This semester, SAP provided a unique collaboration with the University of Notre Dame College of Engineering faculty for a new course that applied Design Thinking and Design Doing to community challenges. I had the pleasure of leading several sessions of the course and was supported by our colleagues at SAP Labs. Students were coached throughout the Design Thinking process and were provided access to SAP’s Build which provided the overall methodology for the course. We wrapped up the course in the past few weeks when three student teams presented their solution concepts and prototypes to faculty and community stakeholders. The students did a great job and it was particularly exciting to see Design Thinking applied in this special way.

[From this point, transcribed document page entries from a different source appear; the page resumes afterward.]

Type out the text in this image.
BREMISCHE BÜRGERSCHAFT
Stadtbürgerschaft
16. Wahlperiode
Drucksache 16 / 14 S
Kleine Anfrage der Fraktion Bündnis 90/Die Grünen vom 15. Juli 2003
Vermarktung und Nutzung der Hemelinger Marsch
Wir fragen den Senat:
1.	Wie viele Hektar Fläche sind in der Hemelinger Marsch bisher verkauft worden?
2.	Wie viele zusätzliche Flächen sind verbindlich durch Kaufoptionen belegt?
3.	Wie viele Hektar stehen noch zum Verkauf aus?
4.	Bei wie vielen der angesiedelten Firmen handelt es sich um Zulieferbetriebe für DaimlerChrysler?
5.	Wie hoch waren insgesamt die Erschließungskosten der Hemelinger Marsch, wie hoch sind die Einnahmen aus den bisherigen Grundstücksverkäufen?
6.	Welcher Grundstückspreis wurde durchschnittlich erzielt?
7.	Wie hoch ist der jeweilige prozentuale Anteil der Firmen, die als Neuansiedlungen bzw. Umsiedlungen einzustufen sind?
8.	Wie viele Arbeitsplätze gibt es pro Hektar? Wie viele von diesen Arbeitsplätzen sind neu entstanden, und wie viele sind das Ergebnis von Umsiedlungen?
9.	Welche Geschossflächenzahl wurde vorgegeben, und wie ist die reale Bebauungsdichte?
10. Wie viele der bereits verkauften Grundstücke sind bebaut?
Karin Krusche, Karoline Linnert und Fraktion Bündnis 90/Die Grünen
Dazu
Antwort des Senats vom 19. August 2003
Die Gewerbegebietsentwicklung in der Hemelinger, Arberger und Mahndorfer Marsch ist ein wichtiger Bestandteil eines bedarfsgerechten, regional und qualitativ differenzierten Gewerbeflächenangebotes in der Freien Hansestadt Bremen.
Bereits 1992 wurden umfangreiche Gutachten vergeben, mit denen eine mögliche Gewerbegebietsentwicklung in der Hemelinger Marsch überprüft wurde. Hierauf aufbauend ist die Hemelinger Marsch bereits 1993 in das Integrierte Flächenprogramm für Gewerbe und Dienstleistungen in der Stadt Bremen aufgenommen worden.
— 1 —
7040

Notre Dame continues to innovate around its curriculum for engineering students and is planning to implement a new Engineering Grand Challenges Scholars Program next year. The concept is to build a program based on problem-solving that changes the conversation for students, especially in the context of modern engineering challenges which cannot hope to be solved within the context of a single engineering discipline. The proposed “Global Challenges” (GC) exist at the intersection of:
- the National Academy of Engineering’s Grand Challenges for Engineering
- the UN Sustainable Development Goals
- Catholic Social Teaching
This intersection creates the strategic identity of a Notre Dame Engineer. Though the mapping of these GC’s would evolve over time with modern challenges, the current framework suggests these five domains:
- Human Health
- Economic Development
One of the early courses to develop this domain was the Community Based Engineering Design Projects course which included students from multiple engineering majors and is described as follows:
This project-based course combines theory and practice to give students the opportunity to apply their engineering curriculum to real projects with transformative impact in a community. The course will draw from existing resources within Notre Dame to provide a framework for students to learn the theory, methodology, and skills necessary to implement their projects. Students will be paired with mentors and community partners to work on projects that will impact the South Bend region and beyond. The scope of the projects will include researching the project theme and local context, defining the problem, brainstorming solutions, prototyping multiple solutions, and piloting the most viable prototype. Prototypes could include simulations, MATLAB graphical user interfaces, or benchtop physical models depending on the type of project. At the end of the semester, students will use feedback on the pilot project to prepare transition plans and scopes of work for future project execution on a larger scale by the partner organization. The primary partner for these projects will be the Bowman Creek Educational Ecosystem (www.bowmancreek.org) focusing on project areas within South Bend. Other organizations such as student groups or community organizations may serve as additional partners. Project topics may include, but are not limited to, smart green infrastructure, water management, data analytics, internet of things, and smartphone app development.